Quando un’esperienza collettiva iniziata trent’anni fa dura ancora e ancora si presenta fervida e propositiva, vuol dire che quelle donne e quegli uomini, allora, seppero intercettare (per sapienza dei tempi? Per felice intuizione? Per caso?) qualcosa di vitale e profondo che si agitava nella pancia della società civile di oltre tre decenni orsono. La caduta del Muro di Berlino e le inchieste giudiziarie passate alla storia col nome di Mani pulite sembravano aver liberato per ogni dove, nel vecchio continente e nel nostro Paese, energie nuove, punti di vista non scontati e sguardi originali, che si andavano a intrecciare con antichi bisogni pure rimasti largamente insoddisfatti nei pochi decenni della democrazia repubblicana come quello della scuola e della cultura per tutti. E fu all’interno di questo rimescolio diffuso e anche confuso tra passato e futuro che si misero in viaggio le donne e gli uomini lucchesi che vollero l’Università dell’Età Libera. Nessuno di loro era anagraficamente giovanissimo, e quindi, resi avvertiti da almeno mezza vita, procedettero con prudenza e saggezza.
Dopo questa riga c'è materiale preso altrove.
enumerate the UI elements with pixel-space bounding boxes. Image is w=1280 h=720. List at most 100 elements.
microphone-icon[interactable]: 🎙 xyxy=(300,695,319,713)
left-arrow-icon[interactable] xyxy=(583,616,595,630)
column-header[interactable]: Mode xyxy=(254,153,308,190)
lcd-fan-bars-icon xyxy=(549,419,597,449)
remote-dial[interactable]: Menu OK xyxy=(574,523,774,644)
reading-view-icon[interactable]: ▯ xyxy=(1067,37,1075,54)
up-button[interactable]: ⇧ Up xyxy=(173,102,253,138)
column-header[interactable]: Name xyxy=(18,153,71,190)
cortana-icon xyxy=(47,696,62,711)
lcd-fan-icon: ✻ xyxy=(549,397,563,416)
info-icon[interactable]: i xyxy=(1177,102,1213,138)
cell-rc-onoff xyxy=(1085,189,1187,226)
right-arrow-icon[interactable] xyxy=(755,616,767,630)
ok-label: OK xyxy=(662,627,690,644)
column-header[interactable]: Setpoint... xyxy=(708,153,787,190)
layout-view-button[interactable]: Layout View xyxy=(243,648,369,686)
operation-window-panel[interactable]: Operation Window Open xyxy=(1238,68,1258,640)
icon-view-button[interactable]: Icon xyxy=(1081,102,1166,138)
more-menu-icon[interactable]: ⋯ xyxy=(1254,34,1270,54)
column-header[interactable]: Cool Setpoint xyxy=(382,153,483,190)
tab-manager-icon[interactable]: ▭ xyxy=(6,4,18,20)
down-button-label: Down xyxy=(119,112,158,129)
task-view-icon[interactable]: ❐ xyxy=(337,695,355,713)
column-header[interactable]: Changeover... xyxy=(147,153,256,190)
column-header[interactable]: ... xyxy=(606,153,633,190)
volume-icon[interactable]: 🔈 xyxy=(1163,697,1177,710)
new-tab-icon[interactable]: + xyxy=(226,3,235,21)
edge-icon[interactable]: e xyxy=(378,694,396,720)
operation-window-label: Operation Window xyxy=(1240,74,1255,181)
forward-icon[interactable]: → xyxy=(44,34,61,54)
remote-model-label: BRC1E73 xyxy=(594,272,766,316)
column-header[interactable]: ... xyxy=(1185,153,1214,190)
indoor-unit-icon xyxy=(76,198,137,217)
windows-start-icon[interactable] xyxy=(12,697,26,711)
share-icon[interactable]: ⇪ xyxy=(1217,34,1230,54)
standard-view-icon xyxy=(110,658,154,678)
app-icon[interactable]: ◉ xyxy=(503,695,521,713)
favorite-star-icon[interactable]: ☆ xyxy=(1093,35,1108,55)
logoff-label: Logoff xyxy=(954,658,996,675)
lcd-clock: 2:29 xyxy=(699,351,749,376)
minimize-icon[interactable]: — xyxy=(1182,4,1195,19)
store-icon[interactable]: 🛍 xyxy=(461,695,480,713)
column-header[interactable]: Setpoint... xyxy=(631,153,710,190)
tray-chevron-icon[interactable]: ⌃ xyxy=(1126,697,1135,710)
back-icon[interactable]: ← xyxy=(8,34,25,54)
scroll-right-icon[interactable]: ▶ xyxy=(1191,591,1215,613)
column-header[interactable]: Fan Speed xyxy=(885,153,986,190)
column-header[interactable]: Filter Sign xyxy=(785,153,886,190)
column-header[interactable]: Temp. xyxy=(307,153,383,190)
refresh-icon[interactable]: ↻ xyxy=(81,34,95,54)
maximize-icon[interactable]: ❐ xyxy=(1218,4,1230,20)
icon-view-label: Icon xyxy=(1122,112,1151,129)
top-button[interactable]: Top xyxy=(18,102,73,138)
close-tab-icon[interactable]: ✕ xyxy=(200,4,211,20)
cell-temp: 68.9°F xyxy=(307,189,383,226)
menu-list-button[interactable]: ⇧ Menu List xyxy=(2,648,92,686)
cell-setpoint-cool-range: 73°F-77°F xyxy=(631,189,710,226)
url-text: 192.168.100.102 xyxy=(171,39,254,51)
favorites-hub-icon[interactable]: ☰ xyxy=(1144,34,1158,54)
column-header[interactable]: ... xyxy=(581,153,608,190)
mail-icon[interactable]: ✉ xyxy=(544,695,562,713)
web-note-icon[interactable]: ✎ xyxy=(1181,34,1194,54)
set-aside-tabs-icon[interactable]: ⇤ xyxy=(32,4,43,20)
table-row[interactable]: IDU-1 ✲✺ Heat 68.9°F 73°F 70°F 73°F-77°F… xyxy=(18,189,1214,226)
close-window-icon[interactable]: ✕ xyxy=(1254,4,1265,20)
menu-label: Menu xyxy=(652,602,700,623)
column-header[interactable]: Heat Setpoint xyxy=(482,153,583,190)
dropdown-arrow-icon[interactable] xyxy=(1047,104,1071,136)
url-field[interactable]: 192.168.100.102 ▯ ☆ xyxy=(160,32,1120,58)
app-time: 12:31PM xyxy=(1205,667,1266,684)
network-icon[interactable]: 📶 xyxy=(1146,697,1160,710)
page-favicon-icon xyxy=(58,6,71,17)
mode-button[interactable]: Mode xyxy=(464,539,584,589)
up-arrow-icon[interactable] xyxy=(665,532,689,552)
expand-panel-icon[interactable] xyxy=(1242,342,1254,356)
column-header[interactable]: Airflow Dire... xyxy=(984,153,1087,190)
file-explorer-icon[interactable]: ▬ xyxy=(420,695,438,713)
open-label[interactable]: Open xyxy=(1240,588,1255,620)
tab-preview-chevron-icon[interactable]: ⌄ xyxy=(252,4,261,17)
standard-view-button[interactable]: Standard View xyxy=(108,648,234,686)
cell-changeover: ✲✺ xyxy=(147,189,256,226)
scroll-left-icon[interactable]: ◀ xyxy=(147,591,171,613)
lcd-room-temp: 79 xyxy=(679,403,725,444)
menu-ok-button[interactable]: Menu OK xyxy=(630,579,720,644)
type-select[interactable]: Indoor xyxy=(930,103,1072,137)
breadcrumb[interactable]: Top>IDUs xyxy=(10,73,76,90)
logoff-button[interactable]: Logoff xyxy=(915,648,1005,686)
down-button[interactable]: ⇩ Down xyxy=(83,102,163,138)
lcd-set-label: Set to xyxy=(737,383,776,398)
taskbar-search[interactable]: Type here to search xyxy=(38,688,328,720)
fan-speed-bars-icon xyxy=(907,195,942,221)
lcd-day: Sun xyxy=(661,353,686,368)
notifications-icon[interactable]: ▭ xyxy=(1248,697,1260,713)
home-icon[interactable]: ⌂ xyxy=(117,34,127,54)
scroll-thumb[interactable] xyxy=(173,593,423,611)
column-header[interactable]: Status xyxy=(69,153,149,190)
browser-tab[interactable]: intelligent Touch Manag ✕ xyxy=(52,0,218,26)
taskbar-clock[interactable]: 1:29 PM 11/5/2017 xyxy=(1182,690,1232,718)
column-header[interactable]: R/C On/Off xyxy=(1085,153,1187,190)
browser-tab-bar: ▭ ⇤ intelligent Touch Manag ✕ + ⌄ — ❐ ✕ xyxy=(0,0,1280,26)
Scelsero, dunque, di non improvvisare e, sia pure presi dall’entusiasmo di quella novità, ebbero la pazienza -. e l’intelligenza - di attendere e avviare almeno un anno di “prove tecniche di associazione”: per saggiare il terreno tutt’attorno e definire meglio il cosa, il chi, il dove e il quando, e, soprattutto, il perché di quanto si accingevano a promuovere.
Già, per quale motivo adoperarsi per garantire occasioni culturali e di buona qualità a un’ampia platea di “richiedenti conoscenze” coi capelli bianchi o già imbiancati?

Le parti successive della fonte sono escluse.